Arsenal Analysis – Is Zinchenko the midfielder that Arteta wanted Xhaka to be?

Oleksandr Zinchenko – Everything Arteta wanted Xhaka to be for Arsenal.  by Victor

With Mikel Arteta clearly sold on the idea of being tactically unpredictable for opposition teams, he needed the crop of players he inherited from Unai Emery to be tactically flexible in unlocking opposition defenses, while maintaining a balanced tactical shape between defense and attack.

One of those he very much entrusted with such tactical flexibility is Granit Xhaka; a player who many Arsenal fans believed was never really good enough and should be escorted out the exit door at the Emirates Stadium. The gaffer, however, upon his return to the Arsenal saw what many couldn’t see in the Swiss, especially from a tactical point of view. Having modeled his coaching style after that of his mentor – Pep Guardiola, the Spaniard knew exactly the kind of football he wanted his team to play and Xhaka was of course integral to the system to be implemented.

Firstly, Arteta wanted to build a team capable of playing from the back while utilizing players that are naturally comfortable in possession under pressure, and also occupying positions where they can carry-out the aforementioned style with their preferred foot. Playing a left-footed Centre Back in Gabriel was one, with a left-footed Left Back obviously the second, while a left-footed Centre Midfielder was the third piece of the puzzle. The latter is where Xhaka comes in. Instead of a right-footed Centre Back or Left Centre Midfielder playing straight and short passes to a team-mate hugging the lines; but always coming deep to receive a pass, a left-footer occupying the same position on the pitch can easily curl a pass unto a team-mate in an advanced position on the lines to beat the opposition’s press.

Secondly, talking about tactical flexibility, we have seen from the manager’s first full season at the helm, the various tactical shifts he loves to employ during the course of a match: from full backs playing inverted roles which allows box-to-box midfielders take up more advanced roles, to the left-sided midfielder (usually Xhaka) taking up a role I personally call ‘the half-centre midfield role’ where he covers for the overlapping left-back.

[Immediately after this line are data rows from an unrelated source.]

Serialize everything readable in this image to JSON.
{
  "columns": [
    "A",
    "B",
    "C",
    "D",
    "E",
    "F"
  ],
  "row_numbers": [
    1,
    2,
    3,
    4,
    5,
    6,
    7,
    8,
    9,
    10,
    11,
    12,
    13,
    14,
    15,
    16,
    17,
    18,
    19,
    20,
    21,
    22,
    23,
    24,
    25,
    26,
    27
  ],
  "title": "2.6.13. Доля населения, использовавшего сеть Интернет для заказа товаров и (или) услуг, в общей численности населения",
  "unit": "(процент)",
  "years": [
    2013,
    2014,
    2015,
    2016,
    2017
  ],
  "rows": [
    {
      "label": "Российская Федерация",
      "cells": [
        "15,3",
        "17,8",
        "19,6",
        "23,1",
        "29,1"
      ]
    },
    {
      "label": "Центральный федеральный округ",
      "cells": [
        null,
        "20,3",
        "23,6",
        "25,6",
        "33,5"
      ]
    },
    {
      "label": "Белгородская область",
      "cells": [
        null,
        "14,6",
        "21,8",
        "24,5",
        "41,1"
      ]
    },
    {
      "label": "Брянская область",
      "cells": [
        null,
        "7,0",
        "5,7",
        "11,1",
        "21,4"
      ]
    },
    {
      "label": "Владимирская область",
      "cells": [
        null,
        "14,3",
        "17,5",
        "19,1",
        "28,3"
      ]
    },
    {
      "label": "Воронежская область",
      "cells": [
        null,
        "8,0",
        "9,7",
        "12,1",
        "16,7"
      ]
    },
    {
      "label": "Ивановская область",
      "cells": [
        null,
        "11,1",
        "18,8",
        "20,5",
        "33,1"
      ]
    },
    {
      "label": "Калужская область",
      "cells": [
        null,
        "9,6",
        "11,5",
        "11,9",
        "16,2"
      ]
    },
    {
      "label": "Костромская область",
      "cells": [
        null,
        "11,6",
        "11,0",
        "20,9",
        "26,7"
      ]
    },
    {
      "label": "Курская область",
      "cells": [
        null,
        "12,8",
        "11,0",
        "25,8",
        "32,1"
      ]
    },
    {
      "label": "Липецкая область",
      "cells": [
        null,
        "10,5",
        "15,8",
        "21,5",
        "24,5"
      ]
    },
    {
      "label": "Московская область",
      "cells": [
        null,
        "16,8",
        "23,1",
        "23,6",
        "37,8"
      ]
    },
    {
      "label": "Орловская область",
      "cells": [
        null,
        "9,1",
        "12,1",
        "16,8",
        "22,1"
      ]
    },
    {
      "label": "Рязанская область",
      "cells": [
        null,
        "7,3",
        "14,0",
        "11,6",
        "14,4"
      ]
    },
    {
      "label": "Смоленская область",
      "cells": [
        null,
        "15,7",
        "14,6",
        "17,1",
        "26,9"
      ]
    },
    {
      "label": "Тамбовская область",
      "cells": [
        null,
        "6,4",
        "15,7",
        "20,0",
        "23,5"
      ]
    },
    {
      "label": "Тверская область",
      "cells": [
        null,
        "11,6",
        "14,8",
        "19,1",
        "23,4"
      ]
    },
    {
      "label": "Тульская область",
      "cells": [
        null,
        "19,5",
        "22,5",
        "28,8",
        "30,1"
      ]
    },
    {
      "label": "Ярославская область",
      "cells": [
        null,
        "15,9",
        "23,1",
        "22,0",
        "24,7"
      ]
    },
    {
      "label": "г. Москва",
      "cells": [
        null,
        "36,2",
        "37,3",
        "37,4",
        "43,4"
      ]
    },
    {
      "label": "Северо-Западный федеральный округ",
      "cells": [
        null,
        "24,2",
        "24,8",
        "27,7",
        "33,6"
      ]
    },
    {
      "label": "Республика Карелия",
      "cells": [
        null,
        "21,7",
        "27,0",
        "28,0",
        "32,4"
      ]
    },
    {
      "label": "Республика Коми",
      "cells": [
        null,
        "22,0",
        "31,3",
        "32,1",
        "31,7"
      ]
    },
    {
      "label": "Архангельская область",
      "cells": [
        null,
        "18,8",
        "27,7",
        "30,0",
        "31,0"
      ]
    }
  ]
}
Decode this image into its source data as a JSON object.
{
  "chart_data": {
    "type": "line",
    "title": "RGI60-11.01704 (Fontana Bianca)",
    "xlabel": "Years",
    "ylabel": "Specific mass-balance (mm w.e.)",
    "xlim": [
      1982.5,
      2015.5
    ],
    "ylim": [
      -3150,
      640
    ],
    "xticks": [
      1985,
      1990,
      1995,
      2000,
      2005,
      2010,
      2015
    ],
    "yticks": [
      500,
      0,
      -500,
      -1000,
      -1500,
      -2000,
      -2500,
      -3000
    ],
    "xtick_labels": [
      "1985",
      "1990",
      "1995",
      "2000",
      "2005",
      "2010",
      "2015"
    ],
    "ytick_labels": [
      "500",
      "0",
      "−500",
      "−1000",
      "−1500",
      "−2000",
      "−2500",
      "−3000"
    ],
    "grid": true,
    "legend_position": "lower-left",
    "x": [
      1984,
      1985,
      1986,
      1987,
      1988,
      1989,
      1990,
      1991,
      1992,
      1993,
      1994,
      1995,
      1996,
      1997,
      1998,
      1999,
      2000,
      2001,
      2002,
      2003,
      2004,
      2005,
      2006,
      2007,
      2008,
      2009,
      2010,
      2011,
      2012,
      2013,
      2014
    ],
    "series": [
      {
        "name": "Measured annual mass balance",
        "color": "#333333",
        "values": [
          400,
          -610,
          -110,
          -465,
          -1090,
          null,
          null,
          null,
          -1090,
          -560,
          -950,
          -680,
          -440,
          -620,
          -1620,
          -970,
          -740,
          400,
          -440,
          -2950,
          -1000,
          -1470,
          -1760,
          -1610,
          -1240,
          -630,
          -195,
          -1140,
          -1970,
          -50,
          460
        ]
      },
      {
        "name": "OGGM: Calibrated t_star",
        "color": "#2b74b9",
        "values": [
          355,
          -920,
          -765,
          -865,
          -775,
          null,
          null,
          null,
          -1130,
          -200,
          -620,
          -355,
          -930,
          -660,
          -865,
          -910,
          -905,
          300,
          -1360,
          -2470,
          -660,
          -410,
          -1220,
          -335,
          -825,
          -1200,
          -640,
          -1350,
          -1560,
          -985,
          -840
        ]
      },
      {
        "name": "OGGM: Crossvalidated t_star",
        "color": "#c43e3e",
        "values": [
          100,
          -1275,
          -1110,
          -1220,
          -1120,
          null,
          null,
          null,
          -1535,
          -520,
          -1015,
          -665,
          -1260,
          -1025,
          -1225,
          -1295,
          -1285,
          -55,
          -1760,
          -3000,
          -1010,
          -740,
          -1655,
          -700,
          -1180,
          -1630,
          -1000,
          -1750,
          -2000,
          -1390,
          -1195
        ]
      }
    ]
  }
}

With the Switzerland international being the only left-footed deep-lying playmaker with defensive attributes in the teams, he was the obvious go-to-man. To be fair, he didn’t perform badly, but on many occasions he was let down by his lack of pace and his tendency to pick up needless bookings by committing needless fouls did not help matters. This two major factors probably prompted his coach to look for a better option in the familiar figure of Zinchenko.

‘Zinny’ as he is popularly called, is a player in whom Arteta will find all that he wished Xhaka could be for his team; he is naturally an attacking midfielder who is adept at playing the left-back position, defensively sound, tactically and technically talented, he is a disciplined professional on the pitch and, most importantly, he was prepped by Pep. It is safe to say that he needs little coaching to understand what tactical positions to occupy, the movements or runs to be made as well as the timing of those runs – I mean; he’s from the same system as Arteta, and with the manager building what might be a prototype of a Guardiola team, the Ukrainian is the perfect left-sided creative-cum-defensive solution the Spaniard wished he had in the temperamentally unpredictable Granit Xhaka.